Homemade social sites' host
The one most in the news this past week was Ning.com, co-founded by Marc Andreesen, who also co-created the first Web browser, Mosaic (later known as Netscape). Ning really represents social networking's next phase, in which teachers can have their own classroom social sites but, for that matter, so can bullies. Phase 1: Friendster and blogs (personal journals on the Web), then MySpace pulling self-expression and socializing together. Phase 2: all those niche social sites (just announced was Anheuser-Busch's MingleNow.com "to elevate and enhance the image of beer"). Now (in Phase 3), many mini-MySpaces (Ning says it already hosts more than 33,000) - social-networking sites for the 35 people who collect Pez dispensers or players of Santa Monica beach volleyball, I'm hearing in CBS News analyst (and my BlogSafety.com co-director) Larry Magid's interview with Ning CEO Gina Bianchini. Here's Larry's article at CBS NEWS.
The how-to
It takes anywhere from 5 to 30 minutes to start your site. You choose your features - such as photo-sharing, video-sharing (your very own mini-YouTube), a discussion forum, widgets from around the Web, RSS reader, blogs for your members, allowing your members to customize their own pages in your site, etc. Ning sells page-relevant ads against your pages, but if you're an educator or nonprofit, you might want to be ad-free. You can pay Ning $19.95/month to turn off the ads (or to be allowed to sell your own). Key question: privacy and safety. That's up to you, Bianchini says. You choose what level of policing you want to do and the level of privacy your site should have. You can turn off video-sharing or view all videos before they appear in your site. Same with photos. You can make the whole thing members-only or public. And you can provide a "Report Abuse" button (which your members click to report to you - that's you, not Ning, as the final arbiter). A bit scary. Ringing in my ears is the word from Spider-Man's Uncle Ben: "With great power comes great responsibility."
In other news...
- Age-verification law for CT? State lawmakers this week introduced legislation that would require social sites to verify users' ages and to obtain parental consent before minors could post pages, the Associated Press reports. The proposed law would fine social-networking, chat, and other such sites up to $5,000 per violation. "Sites would have to check information about parents to make sure it is legitimate. Parents would be contacted directly when necessary." Connecticut Attorney General Richard Blumenthal said 10 to 20 other states were considering legislation like this.

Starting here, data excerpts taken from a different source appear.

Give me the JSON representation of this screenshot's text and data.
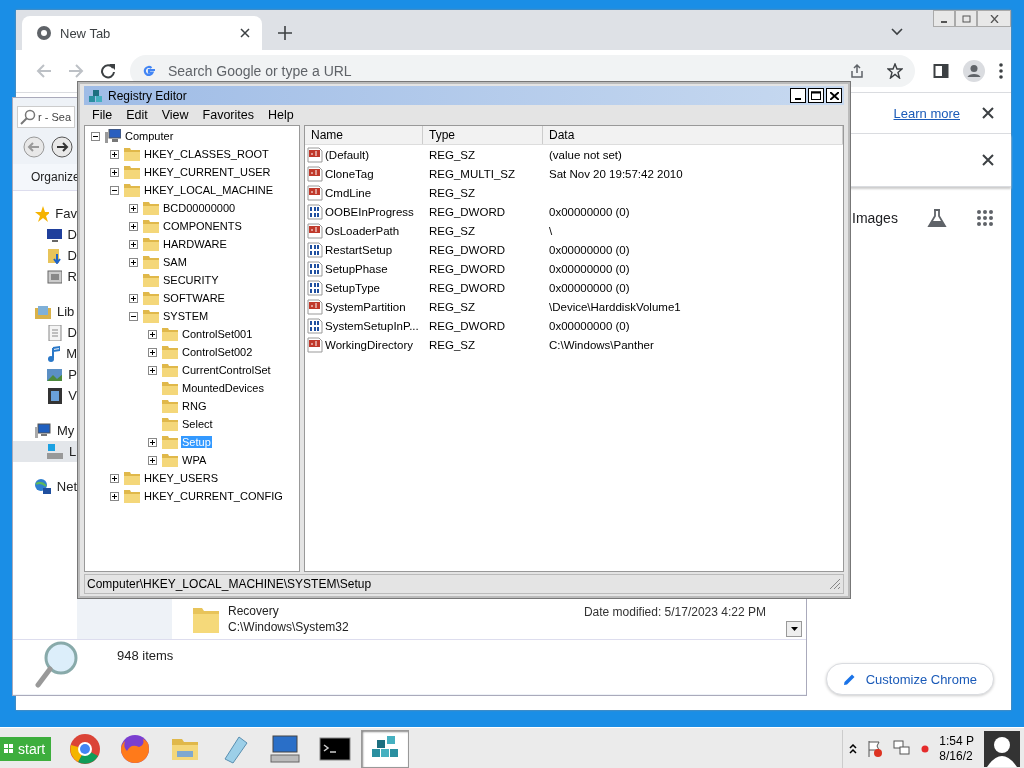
{
  "chrome": {
    "tabs": [
      {
        "label": "New Tab",
        "selected": true
      }
    ],
    "address": {
      "placeholder": "Search Google or type a URL"
    },
    "learn_more": "Learn more",
    "images_link": "Images",
    "customize_button": "Customize Chrome"
  },
  "explorer": {
    "search_placeholder": "r - Sea",
    "toolbar_label": "Organize",
    "nav_items": [
      {
        "label": "Fav",
        "kind": "group",
        "selected": false
      },
      {
        "label": "D",
        "kind": "item",
        "selected": false
      },
      {
        "label": "D",
        "kind": "item",
        "selected": false
      },
      {
        "label": "R",
        "kind": "item",
        "selected": false
      },
      {
        "label": "Lib",
        "kind": "group",
        "selected": false
      },
      {
        "label": "D",
        "kind": "item",
        "selected": false
      },
      {
        "label": "M",
        "kind": "item",
        "selected": false
      },
      {
        "label": "P",
        "kind": "item",
        "selected": false
      },
      {
        "label": "V",
        "kind": "item",
        "selected": false
      },
      {
        "label": "My",
        "kind": "group",
        "selected": false
      },
      {
        "label": "L",
        "kind": "item",
        "selected": true
      },
      {
        "label": "Net",
        "kind": "group",
        "selected": false
      }
    ],
    "file": {
      "name": "Recovery",
      "path": "C:\\Windows\\System32",
      "modified": "Date modified: 5/17/2023 4:22 PM"
    },
    "status": "948 items"
  },
  "regedit": {
    "title": "Registry Editor",
    "menu": [
      "File",
      "Edit",
      "View",
      "Favorites",
      "Help"
    ],
    "tree": [
      {
        "label": "Computer",
        "kind": "computer",
        "expanded": true,
        "has_children": true,
        "selected": false,
        "children": [
          {
            "label": "HKEY_CLASSES_ROOT",
            "kind": "folder",
            "expanded": false,
            "has_children": true,
            "selected": false
          },
          {
            "label": "HKEY_CURRENT_USER",
            "kind": "folder",
            "expanded": false,
            "has_children": true,
            "selected": false
          },
          {
            "label": "HKEY_LOCAL_MACHINE",
            "kind": "folder",
            "expanded": true,
            "has_children": true,
            "selected": false,
            "children": [
              {
                "label": "BCD00000000",
                "kind": "folder",
                "expanded": false,
                "has_children": true,
                "selected": false
              },
              {
                "label": "COMPONENTS",
                "kind": "folder",
                "expanded": false,
                "has_children": true,
                "selected": false
              },
              {
                "label": "HARDWARE",
                "kind": "folder",
                "expanded": false,
                "has_children": true,
                "selected": false
              },
              {
                "label": "SAM",
                "kind": "folder",
                "expanded": false,
                "has_children": true,
                "selected": false
              },
              {
                "label": "SECURITY",
                "kind": "folder",
                "expanded": false,
                "has_children": false,
                "selected": false
              },
              {
                "label": "SOFTWARE",
                "kind": "folder",
                "expanded": false,
                "has_children": true,
                "selected": false
              },
              {
                "label": "SYSTEM",
                "kind": "folder",
                "expanded": true,
                "has_children": true,
                "selected": false,
                "children": [
                  {
                    "label": "ControlSet001",
                    "kind": "folder",
                    "expanded": false,
                    "has_children": true,
                    "selected": false
                  },
                  {
                    "label": "ControlSet002",
                    "kind": "folder",
                    "expanded": false,
                    "has_children": true,
                    "selected": false
                  },
                  {
                    "label": "CurrentControlSet",
                    "kind": "folder",
                    "expanded": false,
                    "has_children": true,
                    "selected": false
                  },
                  {
                    "label": "MountedDevices",
                    "kind": "folder",
                    "expanded": false,
                    "has_children": false,
                    "selected": false
                  },
                  {
                    "label": "RNG",
                    "kind": "folder",
                    "expanded": false,
                    "has_children": false,
                    "selected": false
                  },
                  {
                    "label": "Select",
                    "kind": "folder",
                    "expanded": false,
                    "has_children": false,
                    "selected": false
                  },
                  {
                    "label": "Setup",
                    "kind": "folder",
                    "expanded": false,
                    "has_children": true,
                    "selected": true
                  },
                  {
                    "label": "WPA",
                    "kind": "folder",
                    "expanded": false,
                    "has_children": true,
                    "selected": false
                  }
                ]
              }
            ]
          },
          {
            "label": "HKEY_USERS",
            "kind": "folder",
            "expanded": false,
            "has_children": true,
            "selected": false
          },
          {
            "label": "HKEY_CURRENT_CONFIG",
            "kind": "folder",
            "expanded": false,
            "has_children": true,
            "selected": false
          }
        ]
      }
    ],
    "columns": [
      "Name",
      "Type",
      "Data"
    ],
    "values": [
      {
        "name": "(Default)",
        "type": "REG_SZ",
        "data": "(value not set)",
        "kind": "string"
      },
      {
        "name": "CloneTag",
        "type": "REG_MULTI_SZ",
        "data": "Sat Nov 20 19:57:42 2010",
        "kind": "string"
      },
      {
        "name": "CmdLine",
        "type": "REG_SZ",
        "kind": "string"
      },
      {
        "name": "OOBEInProgress",
        "type": "REG_DWORD",
        "data": "0x00000000 (0)",
        "kind": "binary"
      },
      {
        "name": "OsLoaderPath",
        "type": "REG_SZ",
        "data": "\\",
        "kind": "string"
      },
      {
        "name": "RestartSetup",
        "type": "REG_DWORD",
        "data": "0x00000000 (0)",
        "kind": "binary"
      },
      {
        "name": "SetupPhase",
        "type": "REG_DWORD",
        "data": "0x00000000 (0)",
        "kind": "binary"
      },
      {
        "name": "SetupType",
        "type": "REG_DWORD",
        "data": "0x00000000 (0)",
        "kind": "binary"
      },
      {
        "name": "SystemPartition",
        "type": "REG_SZ",
        "data": "\\Device\\HarddiskVolume1",
        "kind": "string"
      },
      {
        "name": "SystemSetupInP...",
        "type": "REG_DWORD",
        "data": "0x00000000 (0)",
        "kind": "binary"
      },
      {
        "name": "WorkingDirectory",
        "type": "REG_SZ",
        "data": "C:\\Windows\\Panther",
        "kind": "string"
      }
    ],
    "status_bar": "Computer\\HKEY_LOCAL_MACHINE\\SYSTEM\\Setup"
  },
  "taskbar": {
    "start": "start",
    "apps": [
      {
        "selected": false
      },
      {
        "selected": false
      },
      {
        "selected": false
      },
      {
        "selected": false
      },
      {
        "selected": false
      },
      {
        "selected": false
      },
      {
        "selected": true
      }
    ],
    "clock": {
      "time": "1:54 P",
      "date": "8/16/2"
    }
  }
}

- DOJ wants photo-sharer data, The Bush administration is proposing that media-sharing sites keep records on who uploads photos and videos, CNET reports. That's for "in case police determine the content is illegal and choose to investigate," the article adds. The proposal came up in a meeting the Justice Department held with Internet companies about data retention. The DOJ is pushing for it as "valuable in investigating terrorism, child pornography and other crimes," and reportedly asked the companies how much it would cost to record details on their subscribers for two years."

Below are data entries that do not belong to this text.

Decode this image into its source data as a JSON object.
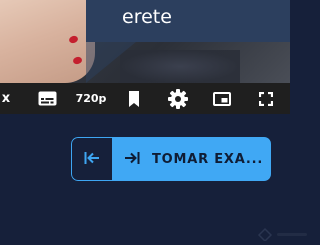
{
  "video": {
    "title_fragment": "erete"
  },
  "controls": {
    "speed_suffix": "x",
    "quality": "720p",
    "icons": [
      "captions-icon",
      "bookmark-icon",
      "gear-icon",
      "picture-in-picture-icon",
      "fullscreen-icon"
    ]
  },
  "nav": {
    "back_icon": "collapse-left-icon",
    "next_icon": "expand-right-icon",
    "next_label": "TOMAR EXA..."
  },
  "colors": {
    "page_background": "#16203a",
    "accent": "#40a8f4",
    "control_bar": "#1f1f1f",
    "title_overlay": "#2c3f5e"
  }
}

- Porn spam declining. Spam, or junk email, is still a big problem, certainly, but the X-rated kind "has been on a steady decline and hit an all-time low in February," CNET reports, citing a report from Symantec, which sells email-security tools. It found that adult spam constituted only 3% of the spam it filtered last month. Health-care and general product ads constituted 48%, followed by emails advertising financial service (21%) and Internet service (15%).

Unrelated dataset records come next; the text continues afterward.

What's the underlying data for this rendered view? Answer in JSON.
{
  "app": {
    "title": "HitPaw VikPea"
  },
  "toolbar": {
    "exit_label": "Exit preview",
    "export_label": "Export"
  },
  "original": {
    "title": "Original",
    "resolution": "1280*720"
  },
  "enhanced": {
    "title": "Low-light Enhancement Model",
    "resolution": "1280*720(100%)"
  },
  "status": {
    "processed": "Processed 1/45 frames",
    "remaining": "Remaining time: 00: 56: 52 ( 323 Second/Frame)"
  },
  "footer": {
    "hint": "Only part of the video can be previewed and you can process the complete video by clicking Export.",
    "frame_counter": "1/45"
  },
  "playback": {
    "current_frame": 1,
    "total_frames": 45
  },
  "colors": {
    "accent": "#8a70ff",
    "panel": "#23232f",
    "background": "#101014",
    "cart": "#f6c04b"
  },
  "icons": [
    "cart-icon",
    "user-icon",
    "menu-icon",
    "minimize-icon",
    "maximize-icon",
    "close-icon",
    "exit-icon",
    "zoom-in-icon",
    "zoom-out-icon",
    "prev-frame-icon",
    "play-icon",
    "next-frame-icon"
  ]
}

- Videogames at the cinema. Soon Mom and Dad may go see a film while Jr. goes to a sort of public LAN party at the same multiplex. Cinegames are already happening in Spain, where movie theater company Yelmo Cineplex spent "more than $390,000 to modify one of its small individual theaters in a high-tech video gaming hall seating about 50 people," the New York Times reports. Predictably, the busy time is weekends, with individual gamers paying a currently discounted 3 euros (about $4) to play multiplayer games (friends pay 1 euro just to watch). Yelmo is also organizing tournaments and - to fill in on weekdays - developing "an educational division that would rent out the hall to schools that could use the system for learning and testing."